# Some Artwork



## Circadian (Feb 26, 2013)

These are just a few pieces I did when I was in art class at school.

Cosmic Chess.  Done with a scratchboard and exacto-knife.



This one turned out suprisingly well and was done with pencil.


A fishy done with soft pastels, my favorite medium (and _very_ messy to work with).
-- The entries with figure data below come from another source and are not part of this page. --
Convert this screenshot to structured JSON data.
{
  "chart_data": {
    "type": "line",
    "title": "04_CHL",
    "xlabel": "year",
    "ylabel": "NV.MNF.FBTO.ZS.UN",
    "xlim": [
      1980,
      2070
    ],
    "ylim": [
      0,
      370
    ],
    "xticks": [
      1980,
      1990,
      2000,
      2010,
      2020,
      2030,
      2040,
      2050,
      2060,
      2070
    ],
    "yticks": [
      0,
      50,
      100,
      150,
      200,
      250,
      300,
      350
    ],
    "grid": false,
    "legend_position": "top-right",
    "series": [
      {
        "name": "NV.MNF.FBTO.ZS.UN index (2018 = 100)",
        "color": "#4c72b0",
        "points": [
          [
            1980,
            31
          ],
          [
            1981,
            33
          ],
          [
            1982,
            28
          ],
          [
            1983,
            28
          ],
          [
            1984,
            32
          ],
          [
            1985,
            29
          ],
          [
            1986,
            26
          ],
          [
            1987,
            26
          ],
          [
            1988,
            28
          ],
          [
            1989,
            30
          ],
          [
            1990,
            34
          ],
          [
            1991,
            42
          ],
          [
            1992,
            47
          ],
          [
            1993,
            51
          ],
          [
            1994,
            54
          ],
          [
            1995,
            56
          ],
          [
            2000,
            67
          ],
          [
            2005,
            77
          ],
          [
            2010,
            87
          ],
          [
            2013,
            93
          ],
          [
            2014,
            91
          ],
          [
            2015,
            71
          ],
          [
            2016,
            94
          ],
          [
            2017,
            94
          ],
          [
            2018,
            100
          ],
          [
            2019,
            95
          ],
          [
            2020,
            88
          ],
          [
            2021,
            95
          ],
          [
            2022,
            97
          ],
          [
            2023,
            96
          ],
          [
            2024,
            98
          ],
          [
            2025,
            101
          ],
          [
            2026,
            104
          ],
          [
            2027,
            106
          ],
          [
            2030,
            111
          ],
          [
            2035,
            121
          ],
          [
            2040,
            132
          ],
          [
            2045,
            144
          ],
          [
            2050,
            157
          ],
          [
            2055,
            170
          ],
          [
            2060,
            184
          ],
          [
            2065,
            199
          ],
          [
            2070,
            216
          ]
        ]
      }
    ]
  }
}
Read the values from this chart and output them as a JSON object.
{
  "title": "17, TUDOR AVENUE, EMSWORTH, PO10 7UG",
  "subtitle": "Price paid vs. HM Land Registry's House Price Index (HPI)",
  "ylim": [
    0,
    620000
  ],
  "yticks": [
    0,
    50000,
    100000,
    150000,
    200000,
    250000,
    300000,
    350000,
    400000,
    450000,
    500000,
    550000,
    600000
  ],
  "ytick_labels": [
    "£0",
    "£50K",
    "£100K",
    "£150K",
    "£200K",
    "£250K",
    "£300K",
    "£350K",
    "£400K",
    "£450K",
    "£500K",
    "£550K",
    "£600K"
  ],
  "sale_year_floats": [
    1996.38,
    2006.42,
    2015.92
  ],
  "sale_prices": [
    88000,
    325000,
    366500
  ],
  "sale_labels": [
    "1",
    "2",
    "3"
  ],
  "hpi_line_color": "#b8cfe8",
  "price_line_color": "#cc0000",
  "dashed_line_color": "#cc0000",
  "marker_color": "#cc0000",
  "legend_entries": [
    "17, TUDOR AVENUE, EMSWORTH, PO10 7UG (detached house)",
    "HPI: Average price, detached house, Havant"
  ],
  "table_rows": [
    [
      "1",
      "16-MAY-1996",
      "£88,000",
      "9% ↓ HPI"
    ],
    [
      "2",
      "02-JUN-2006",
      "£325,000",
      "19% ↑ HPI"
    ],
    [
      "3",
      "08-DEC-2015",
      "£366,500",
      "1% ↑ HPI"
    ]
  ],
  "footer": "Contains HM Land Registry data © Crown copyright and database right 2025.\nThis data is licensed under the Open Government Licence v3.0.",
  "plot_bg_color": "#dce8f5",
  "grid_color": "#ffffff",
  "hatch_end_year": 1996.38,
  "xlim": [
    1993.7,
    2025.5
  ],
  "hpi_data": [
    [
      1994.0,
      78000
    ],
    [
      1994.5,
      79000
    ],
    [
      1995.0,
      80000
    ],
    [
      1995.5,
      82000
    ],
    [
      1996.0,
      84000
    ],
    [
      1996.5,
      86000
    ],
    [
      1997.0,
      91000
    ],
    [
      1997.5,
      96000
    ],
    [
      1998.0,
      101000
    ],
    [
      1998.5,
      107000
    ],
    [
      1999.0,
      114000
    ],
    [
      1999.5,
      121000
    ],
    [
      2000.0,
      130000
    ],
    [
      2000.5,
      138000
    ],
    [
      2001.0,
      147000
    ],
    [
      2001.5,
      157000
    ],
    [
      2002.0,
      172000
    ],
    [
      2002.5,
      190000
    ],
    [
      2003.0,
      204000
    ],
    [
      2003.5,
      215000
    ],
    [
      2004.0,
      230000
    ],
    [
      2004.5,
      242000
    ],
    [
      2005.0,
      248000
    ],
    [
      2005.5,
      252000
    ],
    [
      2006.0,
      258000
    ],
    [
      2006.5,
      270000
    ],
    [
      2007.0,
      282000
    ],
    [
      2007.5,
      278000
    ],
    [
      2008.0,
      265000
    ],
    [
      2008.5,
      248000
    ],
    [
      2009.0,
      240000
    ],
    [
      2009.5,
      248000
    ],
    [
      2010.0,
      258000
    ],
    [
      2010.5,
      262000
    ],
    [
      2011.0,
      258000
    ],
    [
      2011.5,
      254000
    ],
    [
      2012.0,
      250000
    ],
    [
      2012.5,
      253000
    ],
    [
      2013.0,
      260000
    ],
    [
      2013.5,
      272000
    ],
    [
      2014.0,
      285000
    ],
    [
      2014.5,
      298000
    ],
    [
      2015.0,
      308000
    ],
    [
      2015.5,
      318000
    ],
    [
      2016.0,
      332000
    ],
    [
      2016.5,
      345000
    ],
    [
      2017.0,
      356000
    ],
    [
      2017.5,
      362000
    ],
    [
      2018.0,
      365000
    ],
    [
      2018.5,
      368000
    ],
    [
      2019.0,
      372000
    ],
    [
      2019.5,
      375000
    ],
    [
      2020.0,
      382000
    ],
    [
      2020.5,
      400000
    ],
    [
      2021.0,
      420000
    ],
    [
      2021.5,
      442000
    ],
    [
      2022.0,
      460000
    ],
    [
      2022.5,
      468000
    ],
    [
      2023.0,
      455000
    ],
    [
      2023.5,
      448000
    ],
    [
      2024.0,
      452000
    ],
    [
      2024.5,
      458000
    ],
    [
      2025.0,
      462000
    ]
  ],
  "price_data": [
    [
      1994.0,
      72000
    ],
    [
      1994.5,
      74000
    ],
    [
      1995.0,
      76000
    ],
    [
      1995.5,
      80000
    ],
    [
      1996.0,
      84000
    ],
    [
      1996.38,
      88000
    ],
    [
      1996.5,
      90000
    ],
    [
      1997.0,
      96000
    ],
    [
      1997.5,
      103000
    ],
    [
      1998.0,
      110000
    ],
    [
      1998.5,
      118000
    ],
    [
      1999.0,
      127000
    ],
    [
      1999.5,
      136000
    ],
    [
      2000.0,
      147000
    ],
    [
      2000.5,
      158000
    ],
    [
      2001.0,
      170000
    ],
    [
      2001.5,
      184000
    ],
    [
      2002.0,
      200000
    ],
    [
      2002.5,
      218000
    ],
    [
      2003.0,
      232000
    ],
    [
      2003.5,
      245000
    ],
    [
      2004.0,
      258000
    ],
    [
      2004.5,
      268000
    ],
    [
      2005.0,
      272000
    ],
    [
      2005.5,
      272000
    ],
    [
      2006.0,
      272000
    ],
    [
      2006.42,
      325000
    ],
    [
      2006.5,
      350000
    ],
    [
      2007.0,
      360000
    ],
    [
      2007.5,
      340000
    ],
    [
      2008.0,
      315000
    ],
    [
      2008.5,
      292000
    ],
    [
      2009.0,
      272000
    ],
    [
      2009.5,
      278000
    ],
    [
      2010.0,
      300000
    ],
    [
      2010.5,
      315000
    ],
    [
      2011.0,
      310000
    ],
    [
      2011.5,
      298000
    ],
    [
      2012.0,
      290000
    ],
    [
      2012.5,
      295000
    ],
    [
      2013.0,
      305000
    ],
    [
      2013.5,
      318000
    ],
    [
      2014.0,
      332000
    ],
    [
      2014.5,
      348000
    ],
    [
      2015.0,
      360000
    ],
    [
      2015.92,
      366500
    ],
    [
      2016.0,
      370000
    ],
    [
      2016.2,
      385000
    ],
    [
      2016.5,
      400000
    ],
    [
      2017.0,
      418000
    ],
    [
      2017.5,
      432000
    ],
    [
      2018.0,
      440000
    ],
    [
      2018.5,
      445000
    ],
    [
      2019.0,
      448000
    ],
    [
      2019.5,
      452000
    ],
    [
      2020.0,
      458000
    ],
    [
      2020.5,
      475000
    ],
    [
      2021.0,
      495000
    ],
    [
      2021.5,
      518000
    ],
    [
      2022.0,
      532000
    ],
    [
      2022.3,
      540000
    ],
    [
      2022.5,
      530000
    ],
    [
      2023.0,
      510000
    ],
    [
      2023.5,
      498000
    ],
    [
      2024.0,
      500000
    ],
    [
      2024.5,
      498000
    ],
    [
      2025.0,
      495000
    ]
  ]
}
And this last one was done with watercolors and pen.


----------



## Terry D (Feb 26, 2013)

Love the tiger... but I have a thing for the big cats.


----------



## edinfresno (Feb 26, 2013)

Beautifully done, Circadian. Very striking.


----------



## Travers (Feb 26, 2013)

I love the chess board. Very moodily done, and kudos on getting the reflections and highlights looking so great on a scratchboard! Very tough to do.


----------



## Zguba (Mar 4, 2013)

I just totally love chess. It has something magical. Very inspirating!


----------



## Dunluchyn (Mar 5, 2013)

Love the Fish...it has a great expression on it's wee face..." You are looking at me - why?"
I always think it is the mark of art to make you feel emotion, you've done it with that one - well done


----------



## Gumby (Mar 5, 2013)

You've a very good eye, they are all great.


----------



## Arcwood (Mar 8, 2013)

the tiger is pretty awesome


----------



## Dylan_9711 (Mar 28, 2013)

The water color painting is probably your best work here, I really like how you did the layers on it. Also, the "Cosmic chess" drawing has a lot of good depth.


----------



## YourFaithfulStudent (May 1, 2013)

Your pastel art is very... Cozy. Not sure how to put it, the soft colors make them very aesthetically pleasing.


----------



## Joe J. Calkins (May 29, 2013)

I really like the anatomy drawing. Reminds me of Hogarth. Keep up the good work!


----------